Applies to:
PDFTextStream
Regarding Unicode text and character sets
Though PDF documents may encode text using any of a number of predefined
encodings (and PDFs may actually define and use their own encodings),
PDFTextStream normalizes all extracted text to Unicode. Combined with the
fact that both Java and .NET strings use the UTF-16
Unicode
encoding internally, this means that text extracted from PDF documents using
PDFTextStream will always be accurate with regard to "special" characters.
For example:
- Characters that include accents and diacritical marks, such as é, ö, ç
- Ligatures, such as ff, ffl, æ
- Super- and subscripted ordinals, like ₀, ²
- “Smart quotes”
PDFTextStream always aims to preserve all "special" characters. If your application requires normalization of extracted PDF text to a character set more constrained than Unicode BMP character set (e.g. ASCII or Latin-1), then a simple regular expression search-and-replace can be applied. For example, replacing "æ" with "ae".
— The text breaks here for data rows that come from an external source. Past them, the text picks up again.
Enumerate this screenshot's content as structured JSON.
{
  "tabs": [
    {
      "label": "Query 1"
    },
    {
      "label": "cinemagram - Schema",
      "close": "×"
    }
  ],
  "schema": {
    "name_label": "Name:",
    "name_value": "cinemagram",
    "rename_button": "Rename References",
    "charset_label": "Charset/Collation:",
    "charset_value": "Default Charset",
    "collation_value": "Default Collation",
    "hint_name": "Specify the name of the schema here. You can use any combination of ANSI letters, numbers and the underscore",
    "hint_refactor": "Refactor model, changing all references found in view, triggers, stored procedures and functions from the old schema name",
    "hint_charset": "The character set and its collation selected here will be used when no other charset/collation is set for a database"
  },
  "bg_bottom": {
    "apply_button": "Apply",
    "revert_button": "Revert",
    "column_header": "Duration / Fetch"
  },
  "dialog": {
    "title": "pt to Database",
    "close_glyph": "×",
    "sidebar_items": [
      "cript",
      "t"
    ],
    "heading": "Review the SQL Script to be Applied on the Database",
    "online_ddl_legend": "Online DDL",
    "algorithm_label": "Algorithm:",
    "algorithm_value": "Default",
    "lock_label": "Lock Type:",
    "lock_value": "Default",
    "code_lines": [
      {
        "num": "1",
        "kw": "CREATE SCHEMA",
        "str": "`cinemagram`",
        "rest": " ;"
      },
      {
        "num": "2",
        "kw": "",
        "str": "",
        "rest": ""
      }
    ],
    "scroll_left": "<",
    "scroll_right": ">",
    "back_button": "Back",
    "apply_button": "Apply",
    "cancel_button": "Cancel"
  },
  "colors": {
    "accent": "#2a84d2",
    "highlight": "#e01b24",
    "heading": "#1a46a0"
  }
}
Note that all of Unicode is supported, including double-byte character sets, such as those used in conjunction with Chinese, Japanese, and Korean (CJK). Both horizontal and vertical writing modes are recognized and translated into appropriate text extracts.
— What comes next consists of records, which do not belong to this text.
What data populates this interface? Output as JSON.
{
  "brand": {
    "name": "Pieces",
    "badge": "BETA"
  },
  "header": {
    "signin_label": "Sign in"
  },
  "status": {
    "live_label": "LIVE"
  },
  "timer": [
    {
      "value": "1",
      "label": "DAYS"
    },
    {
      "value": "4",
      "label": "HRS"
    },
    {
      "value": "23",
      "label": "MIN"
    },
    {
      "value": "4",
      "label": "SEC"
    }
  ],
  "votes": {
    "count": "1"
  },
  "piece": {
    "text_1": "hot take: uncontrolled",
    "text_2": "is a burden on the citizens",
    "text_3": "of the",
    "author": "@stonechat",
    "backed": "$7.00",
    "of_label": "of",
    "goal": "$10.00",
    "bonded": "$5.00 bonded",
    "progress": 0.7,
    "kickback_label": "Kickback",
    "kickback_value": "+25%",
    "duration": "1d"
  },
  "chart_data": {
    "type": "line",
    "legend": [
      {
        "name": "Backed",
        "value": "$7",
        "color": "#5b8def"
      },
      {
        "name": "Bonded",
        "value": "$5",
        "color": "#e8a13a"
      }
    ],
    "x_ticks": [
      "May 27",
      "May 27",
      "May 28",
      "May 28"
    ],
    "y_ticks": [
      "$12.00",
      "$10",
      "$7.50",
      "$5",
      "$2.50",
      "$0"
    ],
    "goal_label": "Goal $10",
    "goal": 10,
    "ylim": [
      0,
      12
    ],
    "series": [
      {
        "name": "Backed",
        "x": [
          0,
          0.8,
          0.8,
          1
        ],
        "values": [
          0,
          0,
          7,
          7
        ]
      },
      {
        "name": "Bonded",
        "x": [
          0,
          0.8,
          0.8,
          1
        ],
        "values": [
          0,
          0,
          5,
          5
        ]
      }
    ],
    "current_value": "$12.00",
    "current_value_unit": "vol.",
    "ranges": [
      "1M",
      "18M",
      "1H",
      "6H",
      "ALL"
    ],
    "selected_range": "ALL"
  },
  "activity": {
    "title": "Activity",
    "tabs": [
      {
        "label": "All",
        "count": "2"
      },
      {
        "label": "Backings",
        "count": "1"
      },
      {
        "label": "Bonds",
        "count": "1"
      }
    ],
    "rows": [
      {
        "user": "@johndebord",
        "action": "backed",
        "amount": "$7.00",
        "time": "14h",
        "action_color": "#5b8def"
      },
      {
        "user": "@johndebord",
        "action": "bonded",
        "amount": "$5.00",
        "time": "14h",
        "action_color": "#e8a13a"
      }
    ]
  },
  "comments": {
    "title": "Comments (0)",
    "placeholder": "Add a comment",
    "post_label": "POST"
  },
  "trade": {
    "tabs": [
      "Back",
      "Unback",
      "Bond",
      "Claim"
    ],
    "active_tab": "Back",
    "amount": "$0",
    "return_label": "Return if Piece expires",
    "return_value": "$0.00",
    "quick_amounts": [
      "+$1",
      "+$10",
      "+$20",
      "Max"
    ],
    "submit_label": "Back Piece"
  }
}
PDFTextStream usage is unchanged regardless of the type of text being extracted – all character encoding issues are handled automatically.
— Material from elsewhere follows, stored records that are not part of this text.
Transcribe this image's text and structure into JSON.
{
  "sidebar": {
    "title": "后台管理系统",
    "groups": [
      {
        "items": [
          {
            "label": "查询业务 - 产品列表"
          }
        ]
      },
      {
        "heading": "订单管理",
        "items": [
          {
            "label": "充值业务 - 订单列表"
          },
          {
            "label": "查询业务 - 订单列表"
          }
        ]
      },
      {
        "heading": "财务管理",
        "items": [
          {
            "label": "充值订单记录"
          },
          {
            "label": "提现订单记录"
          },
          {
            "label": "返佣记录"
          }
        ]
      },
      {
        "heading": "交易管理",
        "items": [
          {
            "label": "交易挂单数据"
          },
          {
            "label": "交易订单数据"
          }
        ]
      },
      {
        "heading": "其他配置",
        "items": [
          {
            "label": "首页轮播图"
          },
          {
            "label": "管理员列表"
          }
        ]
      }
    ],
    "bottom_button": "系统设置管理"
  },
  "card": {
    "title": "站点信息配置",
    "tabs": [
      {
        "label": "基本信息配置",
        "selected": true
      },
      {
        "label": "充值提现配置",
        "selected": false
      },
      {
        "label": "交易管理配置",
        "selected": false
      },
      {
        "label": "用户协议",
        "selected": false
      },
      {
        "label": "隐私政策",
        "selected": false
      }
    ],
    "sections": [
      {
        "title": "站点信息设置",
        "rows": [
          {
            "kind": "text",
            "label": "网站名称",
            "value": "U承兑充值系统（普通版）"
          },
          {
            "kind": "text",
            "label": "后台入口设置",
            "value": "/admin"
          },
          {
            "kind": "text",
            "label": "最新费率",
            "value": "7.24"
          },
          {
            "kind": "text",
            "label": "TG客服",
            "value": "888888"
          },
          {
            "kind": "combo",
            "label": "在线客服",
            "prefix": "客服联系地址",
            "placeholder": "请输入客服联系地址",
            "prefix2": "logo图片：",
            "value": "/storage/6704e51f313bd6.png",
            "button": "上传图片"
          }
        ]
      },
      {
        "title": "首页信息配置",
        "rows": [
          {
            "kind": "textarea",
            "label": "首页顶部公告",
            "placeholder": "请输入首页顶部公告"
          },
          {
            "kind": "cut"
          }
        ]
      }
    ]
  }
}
Controlling CJK Capabilities
PDFTextStream actively caches the resources it uses when extracting CJK text
– this significant improves performance. However, caching does lead to
increased memory consumption. To prevent this, you can turn off
PDFTextStream’s CJK text extraction capabilities by setting
the pdfts.cjk.enable
system
property before using PDFTextStream.
Bidirectional Text
PDFTextStream does not yet support the extraction of text that uses right-to-left or bidirectional writing modes or alphabets, such as Arabic and Hebrew. Support for the extraction of such text is planned for a future PDFTextStream release.